Things to Consider Before You Make Investing Decisions

By Jennifer Noble | Sep 21, 2017

The world of investing is complex, and there are many things to consider before diving in. Most experts would likely agree that learning about investing is a lifelong process. There are some easily understood basics to be considered before making any type of investment decision, though, and we will examine some of the most common ones here.


Risk Tolerance


Risk is certainly one of the most important concerns when investing. Every investment is subject to some type of risk. Stocks, for example, can decline in value. Issuers of bonds can default. Interest rates can go down, and sometimes geopolitical events can affect the performance of entire markets. It is vital to understand what type of risk the investment you are considering is subject to.

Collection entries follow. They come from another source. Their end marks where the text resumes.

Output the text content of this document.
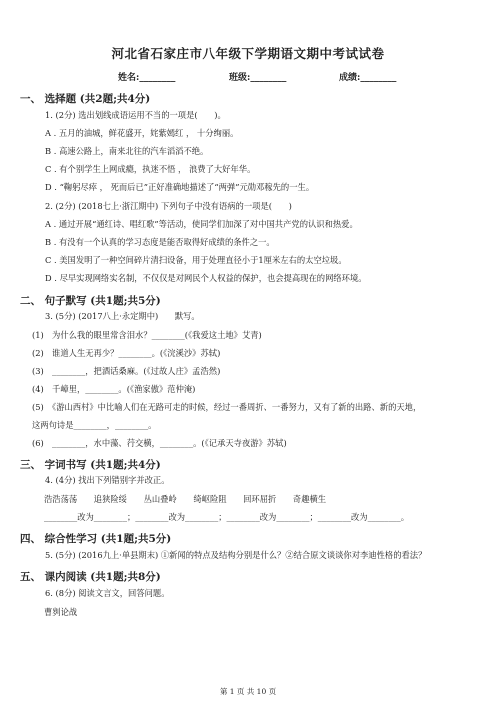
河北省石家庄市八年级下学期语文期中考试试卷
姓名:________	班级:________	成绩:________
一、 选择题 (共2题;共4分)
1. (2分) 选出划线成语运用不当的一项是(　　)。
A . 五月的油城，鲜花盛开，姹紫嫣红 ， 十分绚丽。
B . 高速公路上，南来北往的汽车滔滔不绝。
C . 有个别学生上网成瘾，执迷不悟 ， 浪费了大好年华。
D . “鞠躬尽瘁 ， 死而后已”正好准确地描述了“两弹”元勋邓稼先的一生。
2. (2分) (2018七上·浙江期中) 下列句子中没有语病的一项是(　　)
A . 通过开展“通红诗、唱红歌”等活动，使同学们加深了对中国共产党的认识和热爱。
B . 有没有一个认真的学习态度是能否取得好成绩的条件之一。
C . 美国发明了一种空间碎片清扫设备，用于处理直径小于1厘米左右的太空垃圾。
D . 尽早实现网络实名制，不仅仅是对网民个人权益的保护，也会提高现在的网络环境。
二、 句子默写 (共1题;共5分)
3. (5分) (2017八上·永定期中)　　默写。
(1)　为什么我的眼里常含泪水？________(《我爱这土地》艾青)
(2)　谁道人生无再少？________。(《浣溪沙》苏轼)
(3)　________，把酒话桑麻。(《过故人庄》孟浩然)
(4)　千嶂里，________。(《渔家傲》范仲淹)
(5)　《游山西村》中比喻人们在无路可走的时候，经过一番周折、一番努力，又有了新的出路、新的天地，
这两句诗是________，________。
(6)　________，水中藻、荇交横，________。(《记承天寺夜游》苏轼)
三、 字词书写 (共1题;共4分)
4. (4分) 找出下列错别字并改正。
浩浩荡荡　　追狭险绥　　丛山叠岭　　绮岖险阻　　回环屈折　　奇趣横生
________改为________；________改为________；________改为________；________改为________。
四、 综合性学习 (共1题;共5分)
5. (5分) (2016九上·单县期末) ①新闻的特点及结构分别是什么？②结合原文谈谈你对李迪性格的看法？
五、 课内阅读 (共1题;共8分)
6. (8分) 阅读文言文，回答问题。
曹刿论战
第 1 页 共 10 页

A good starting point is to ask yourself if you can afford to lose the money you are investing. The more money you are comfortable potentially losing, the higher your risk tolerance will likely be.


Investment Objective


Investments provide certain benefits, and it is wise to consider what you intend to gain from an investment before purchasing it. Capital appreciation is a common objective, and growth stocks are a common holding for these types of investors. Growth stocks are stocks issued by companies who plow their earnings into expanding their businesses, rather than paying earnings out in the form of dividends. Income is another common objective, and income-focused investors are typically attracted to the fixed interest payments offered by bonds, as well as dividend-paying stocks.


Investors who wish to hedge against inflation or profit during times of economic uncertainty tend to flock to precious metals such as gold and silver. Investor Andreas Christian said about precious metals investing: “Over the long term, precious metals have always retained their value. It is unlikely that their status as a safe haven for investors will end any time soon.”


Tax Situation


Another important consideration is the tax treatment of your investments. Holding your investments in a traditional IRA allows you to make purchase payments with pre-tax dollars, and not pay taxes on your earnings until they are withdrawn. Be aware, though, that withdrawals from IRAs before you reach age 59 ½ will be subject to a 10% IRS penalty in addition to ordinary income tax. Most other types of plans are non-qualified, meaning purchases are made with money that has already been taxed, and gains and losses are taxed in the year they are realized. When investing in a non-qualified plan, it’s important to be mindful of dividends and interest, which can be taxed even if you are not taking withdrawals from your portfolio. If you are in a high tax bracket, you may want to consider municipal bonds, income from which is free from federal income tax.


Time Horizon/Liquidity


Within what time horizon do you hope to realize returns? Investment performance can be unpredictable, so it’s important to keep in mind that there may be some time spent waiting before cashing out with a big gain. The likelihood that you’ll need to access the money you have invested will likely weigh on your investment decisions. For example, if you plan to invest an amount that you may need to spend within the next year, a short-term bond fund would probably be more appropriate than a small-cap stock fund, which would likely be significantly more volatile. On the other hand, an aggressive stock fund may be suitable for a young person investing for retirement, since they will have decades to recover from short-term losses.


Mutual fund investments are subject to sales charges. The structure of these charges varies depending on the class of the shares. These different structures are designed to benefit investors with varying investment time horizons, so it’s important to ensure that the shares being considered will result in the lowest amount of sales charge you will have to pay.


Conclusion


This is by no means a comprehensive reference of everything to consider before making an investment decision, but by understanding some of the most commonly considered factors, you will be a better-informed investor.